If you can spare having 2KB worth of tables, check this out for some "seriously fast multiplications":

http://codebase64.org/doku.php?id=base: ... iplication

The routines will need modifications (and will be slower) if you don't have WRAM because they use self modifying code.
tokumaru wrote:
Every time I had to do this I used the old "shift and add + throw away lower byte(s)" method. The only way I know to actually speed up multiplications is to use the method explained here. The idea is to build a table using this formula: f(x) = x^2 / 4 and then do f(a+b) - f(a-b) to calculate the result, so instead of the multiplication you do 1 addition and 1 subtraction, 2 table lookups, and finally one more subtraction.
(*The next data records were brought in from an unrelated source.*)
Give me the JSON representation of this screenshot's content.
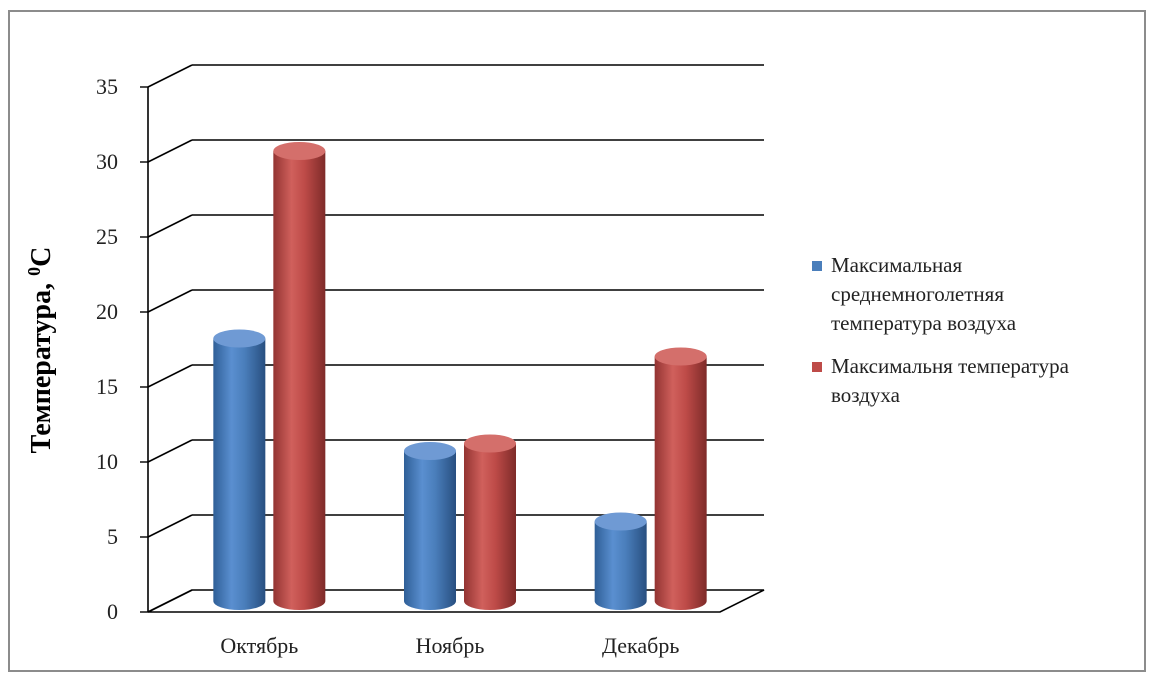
{
  "chart_data": {
    "type": "bar",
    "style": "3d-cylinder",
    "title": "",
    "xlabel": "",
    "ylabel": "Температура, ",
    "ylabel_unit_sup": "0",
    "ylabel_unit": "С",
    "ylim": [
      0,
      35
    ],
    "ytick_step": 5,
    "yticks": [
      "0",
      "5",
      "10",
      "15",
      "20",
      "25",
      "30",
      "35"
    ],
    "grid": true,
    "legend_position": "right",
    "categories": [
      "Октябрь",
      "Ноябрь",
      "Декабрь"
    ],
    "series": [
      {
        "name": "Максимальная среднемноголетняя температура воздуха",
        "legend_lines": [
          "Максимальная",
          "среднемноголетняя",
          "температура воздуха"
        ],
        "color": "#4a7ebb",
        "values": [
          17.5,
          10,
          5.3
        ]
      },
      {
        "name": "Максимальня температура воздуха",
        "legend_lines": [
          "Максимальня температура",
          "воздуха"
        ],
        "color": "#be4b48",
        "values": [
          30,
          10.5,
          16.3
        ]
      }
    ]
  }
}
This looks promising, just 2KB seems like a lot to give up. We are currently well on our way to filling up a NROM-256.

Starting to think I'll see how far we can get before needing multiplication and then maybe go down that road you posted. I knew math on 6502 would be tricky, but I have a feeling I'm in over my head! I can code just fine with algebraic math, I just hate coding low level binary math...
sonder wrote:
We are currently well on our way to filling up a NROM-256.
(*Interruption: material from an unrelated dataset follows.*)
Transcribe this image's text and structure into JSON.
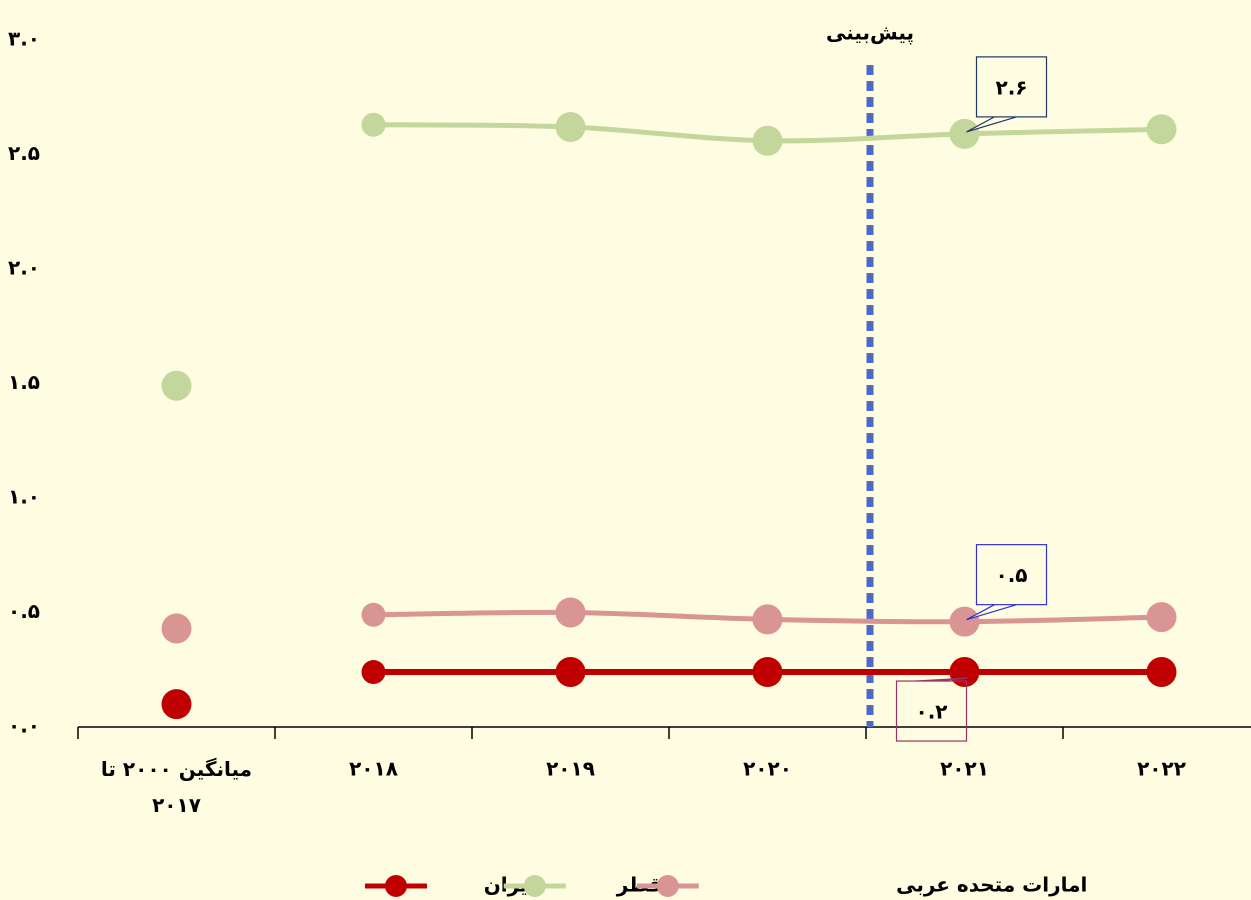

Yeah, when you only have 32KB of PRG-ROM, you shouldn't use a lot of look-up tables.

Quote:
I knew math on 6502 would be tricky, but I have a feeling I'm in over my head! I can code just fine with algebraic math, I just hate coding low level binary math...

Most games made for old consoles don't have such complex physics, most of it can be done with additions and subtractions...
tokumaru wrote:
Yeah, when you only have 32KB of PRG-ROM, you shouldn't use a lot of look-up tables.

We are going to upgrade to UnROM. Maybe. I flip flop a lot internally on what I want the scope of this project to be. We are in that awkward stage between deciding what to do and experimenting with actual code and discovering the actual gameplay through that.

Quote:
Most games made for old consoles don't have such complex physics, most of it can be done with additions and subtractions...

This is what I'm thinking for now. We might be able to get by.

Still it would be neat to come up with a custom multiply for 12.4 x 3.4 ... i have a penchant for optimization For finding distances, angles, and the like, you can use 8x8 multiplies and divides only on the integer part of the pixel coordinates. That's what Thwaite does when aiming missiles. In PAL mode, it also occasionally uses inline code to multiply by 19/16 or 13/16 (approximations of 6/5 and 5/6) to change a speed or period value.